The challenges of integrating Higher Airspace Operations (HAO) are also being addressed at the Innovation Hub. These are very different challenges but are part of the same process of looking at how a future ATM digital airspace architecture can be developed to flexibly manage all types of crewed and uncrewed aircraft.
The Innovation Hub has a research agreement with Ente Nazionale per l'Aviazione Civile (ENAC), Italy’s civil aviation authority to prepare, execute real-time simulations (RTS) on the Hub’s ESCAPE simulator to validate how ATM can be adapted to accommodate a range of Higher Airspace Operations and Commercial Space Transportation such as suborbital flights and orbital re-entry operations.
A spaceport is being developed at Grottaglie Airport to host suborbital flights as early as 2027 and 2028 and the Hub will provide vital real-time simulations of the operation, bringing together civil and military controllers, to validate both “nominal” and “non-nominal” operations.
The Hub’s simulator is being used not only to collaborate with ENAC and support the Italian roadmap towards the accommodation of those new operations, but also to contribute to the validation roadmap of the SESAR ECHO 2 programme and in particular, to validate other airspace entrant operations such as High-Altitude Platform Systems (HAPS) missions.
The heterogeneity of these operations presents unique challenges in terms of performance and airspace integration.
According to Innovation Hub validation expert Stefano Tiberia: “Our primary focus is on two key phases: accommodation and integration. Initially, accommodation allows new entrants into the airspace without significant changes to existing ATM systems. This involves designated times or areas for these operations, ensuring safety and efficiency for traditional airspace users. The ultimate goal, however, is full integration, where new entrants are treated as equal participants within the ATM system, necessitating substantial modifications to ATM policies, procedures and technologies. The impact of these operations on current airspace users and the ATM, particularly ATC, is a central concern and the main validation objective of the simulations.”
Slow-moving, high altitude HAPS aircraft – which can operate for weeks and months at flight levels above FL550 serving as communications platforms for rural areas – pose several challenges to ATM. The vehicles are very slow in the climb and descent through commercial airspace. Today, the very few that are flying require complete segregation from other aircraft but as the number of these vehicles increases more integrated, digital procedures will be required.
“The simulator will also be used to understand how future supersonic and hypersonic aircraft can be accommodated within the current airspace architecture and finally integrated,” said Stefano Tiberia. “It has become clear for a while that we will have to modernise our legacy simulation platform to adapt to new ATM technologies and new airspace users.”

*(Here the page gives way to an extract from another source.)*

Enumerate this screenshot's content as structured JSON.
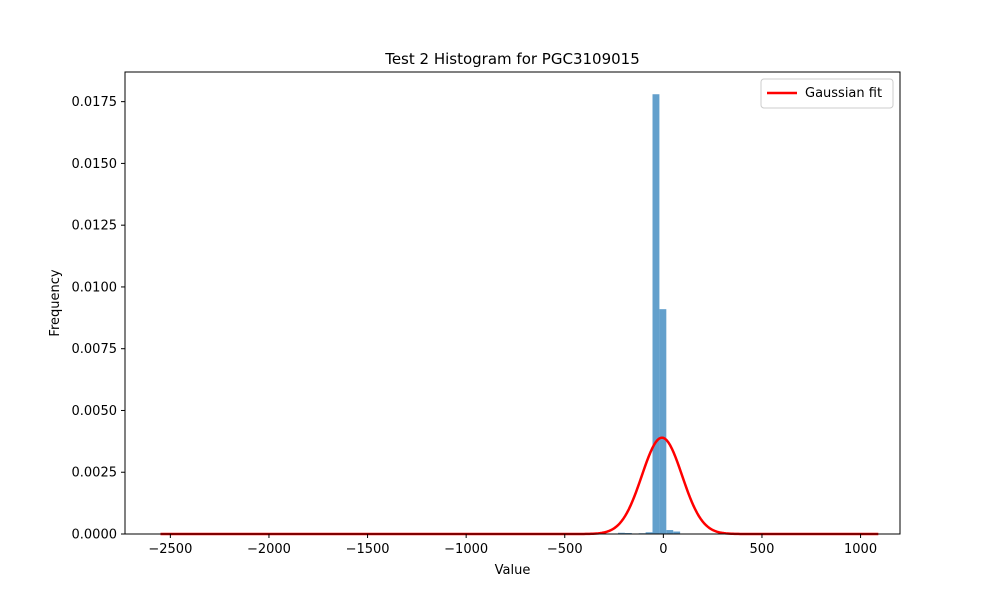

The Hub is developing a new platform which will allow researchers by the end of the decade to provide more wide-ranging, flexible and holistic simulations.
“The current platform requires all stakeholders, such as controllers and pilots, to travel to Brétigny if they want to undertake major real-time simulations,” said Stefano Tiberia. “Even if performing simulation with all actors in the same site is a strong and valuable asset that we need to keep, we want to develop a platform that allows cloud-based operations to allow actors to participate remotely. We are currently limited to 40 or 50 controller positions, but we will need to carry out much larger simulations. We undertake some cross-border simulations now but the new platform will open up many more possibilities for these operations, with more complex simulations requiring far less preparatory time.
“The new systems will also allow all stakeholders – regulators, airports, ANSPs, airspace users – to understand how they will integrate their operations in future airspace architectures. It will allow us, for the first time, to look at how a fully integrated airspace, from drones operating a few hundred feet from the ground to high altitude platforms along with hypersonic aircraft could be developed, managed and scaled.”